Nach Abgaben der italienischen Nachrichtenagentur Ansa sind deutsche Ermittler mit ihren Kollegen in Mailand zusammengekommen. Unter anderem soll untersucht werden, ob die Waffe, die Amri bei seinem Tod bei sich getragen und aus der er Schüsse auf zwei italienische Polizisten abgefeuert hatte, dieselbe ist, mit der in Berlin der Fahrer des gestohlenen polnischen Lkw erschossen wurde.
Die Opfer des Anschlags sind identifiziert. Unter den Toten sind nach Angaben des Bundeskriminalamtes sieben Deutsche sowie Menschen mit tschechischer, ukrainischer, italienischer, israelischer sowie polnischer Staatsangehörigkeit. Kinder seien nicht unter den Getöteten. Bei dem Attentat wurden zudem 53 Menschen teilweise lebensgefährlich verletzt. Der bei dem Schusswechsel bei Mailand verletzte italienische Polizist konnte das Krankenhaus verlassen.
Die Leiche einer Italienerin ist in ihr Heimatland zurückgeführt worden. Das Militärflugzeug mit den Eltern der Toten und dem Sarg landete am Samstag auf dem Flughafen Ciampino bei Rom. Auch der italienische Staatspräsident Sergio Mattarella und Verteidigungsministerin Roberta Pinotti waren bei der Ankunft dabei.
Nach französischen Medienberichten soll Amri über Lyon und Chambéry nach Italien gelangt sein. Der Terrorverdächtige habe am vergangenen Donnerstag in Lyon das Bahnticket für Italien gekauft, berichtete die Wochenzeitung „Journal de Dimanche“ mit Verweis auf eine hochrangige Quelle im Pariser Innenministerium.
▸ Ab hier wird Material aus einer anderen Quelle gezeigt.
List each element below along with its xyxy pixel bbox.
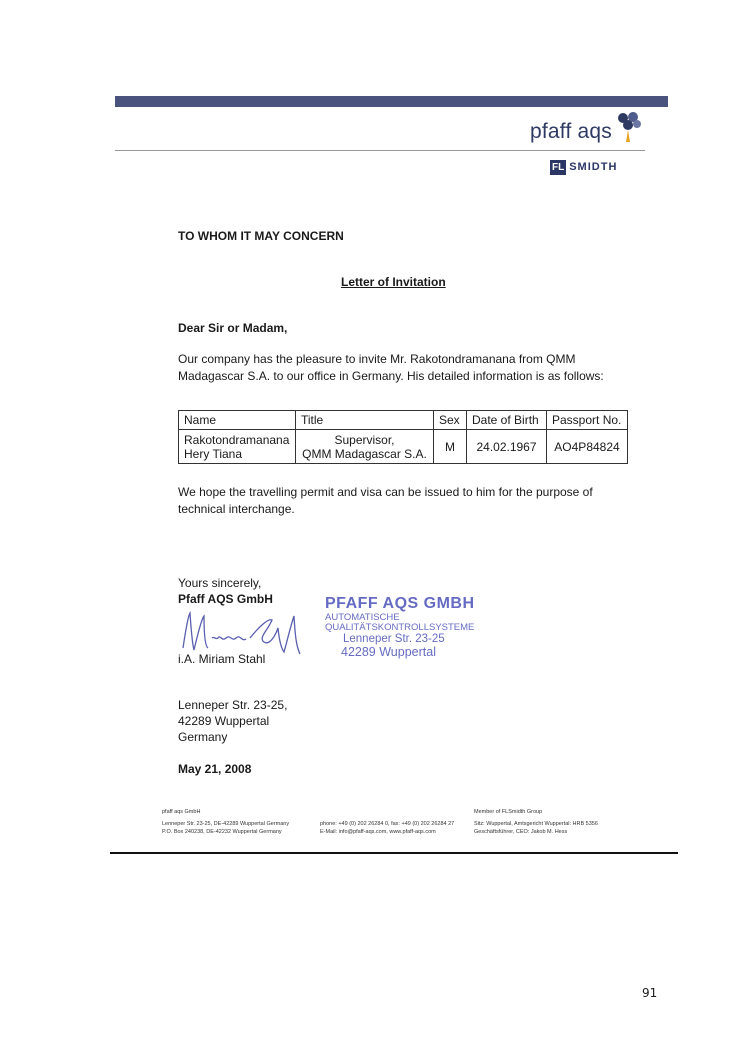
invitee-table xyxy=(178,410,628,464)
header-passport: Passport No. xyxy=(547,411,628,430)
name-line-1: Rakotondramanana xyxy=(184,432,290,447)
purpose-paragraph xyxy=(178,484,638,518)
sender-address xyxy=(178,697,287,745)
flower-logo-icon xyxy=(614,110,642,144)
footer-po-box: P.O. Box 240238, DE-42232 Wuppertal Germany xyxy=(162,829,282,835)
header-title: Title xyxy=(296,411,434,430)
cell-passport: AO4P84824 xyxy=(547,430,628,464)
flsmidth-logo-text: SMIDTH xyxy=(569,161,618,173)
header-name: Name xyxy=(179,411,296,430)
footer-col-2 xyxy=(320,820,454,836)
address-line-2: 42289 Wuppertal xyxy=(178,714,270,728)
closing-block xyxy=(178,575,273,607)
intro-paragraph xyxy=(178,351,638,385)
title-line-2: QMM Madagascar S.A. xyxy=(302,446,427,461)
table-row xyxy=(179,430,628,464)
letter-date: May 21, 2008 xyxy=(178,762,252,776)
cell-title xyxy=(296,430,434,464)
footer-address: Lenneper Str. 23-25, DE-42289 Wuppertal Germany xyxy=(162,821,290,827)
footer-group: Member of FLSmidth Group xyxy=(474,809,543,815)
footer-col-1 xyxy=(162,808,289,836)
flsmidth-logo xyxy=(550,159,617,175)
stamp-line-3: QUALITÄTSKONTROLLSYSTEME xyxy=(325,622,475,633)
footer-phone: phone: +49 (0) 202 26284 0, fax: +49 (0) 202 26284 27 xyxy=(320,821,455,827)
company-name: Pfaff AQS GmbH xyxy=(178,592,273,606)
salutation: Dear Sir or Madam, xyxy=(178,321,288,335)
footer-col-3 xyxy=(474,808,598,836)
table-header-row xyxy=(179,411,628,430)
intro-line-1: Our company has the pleasure to invite Mr. Rakotondramanana from QMM xyxy=(178,352,576,366)
bottom-rule xyxy=(110,852,678,854)
letter-title: Letter of Invitation xyxy=(341,275,446,289)
name-line-2: Hery Tiana xyxy=(184,446,243,461)
header-dob: Date of Birth xyxy=(467,411,547,430)
cell-dob: 24.02.1967 xyxy=(467,430,547,464)
stamp-line-2: AUTOMATISCHE xyxy=(325,612,400,623)
footer-company: pfaff aqs GmbH xyxy=(162,809,201,815)
footer-email: E-Mail: info@pfaff-aqs.com, www.pfaff-aqs.com xyxy=(320,829,436,835)
company-stamp xyxy=(325,595,475,659)
purpose-line-2: technical interchange. xyxy=(178,502,295,516)
cell-name xyxy=(179,430,296,464)
stamp-line-5: 42289 Wuppertal xyxy=(341,645,436,659)
header-rule xyxy=(115,150,645,151)
header-band xyxy=(115,96,668,107)
stamp-line-4: Lenneper Str. 23-25 xyxy=(343,633,445,645)
purpose-line-1: We hope the travelling permit and visa can be issued to him for the purpose of xyxy=(178,485,593,499)
signatory-name: i.A. Miriam Stahl xyxy=(178,652,266,666)
footer-ceo: Geschäftsführer, CEO: Jakob M. Hess xyxy=(474,829,568,835)
letter-heading: TO WHOM IT MAY CONCERN xyxy=(178,229,344,243)
page-number: 91 xyxy=(642,986,658,1000)
address-line-3: Germany xyxy=(178,730,228,744)
company-logo-text: pfaff aqs xyxy=(530,120,612,143)
closing-text: Yours sincerely, xyxy=(178,576,262,590)
intro-line-2: Madagascar S.A. to our office in Germany. His detailed information is as follows: xyxy=(178,369,604,383)
cell-sex: M xyxy=(434,430,467,464)
title-line-1: Supervisor, xyxy=(334,432,395,447)
flsmidth-logo-box: FL xyxy=(552,161,565,173)
header-sex: Sex xyxy=(434,411,467,430)
footer-registry: Sitz: Wuppertal, Amtsgericht Wuppertal: HRB 5356 xyxy=(474,821,598,827)
address-line-1: Lenneper Str. 23-25, xyxy=(178,698,288,712)
stamp-line-1: PFAFF AQS GMBH xyxy=(325,595,475,612)
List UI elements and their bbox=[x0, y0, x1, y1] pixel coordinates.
Die Nachrichtenagentur Ansa hatte zuvor gemeldet, dass der Terrorverdächtige aus dem französischen Chambéry nach Turin in der italienischen Region Piemont gekommen sei. Von dort habe er einen Zug nach Mailand genommen. Medienberichten zufolge war eine entsprechende Fahrkarte bei seiner Leiche gefunden worden.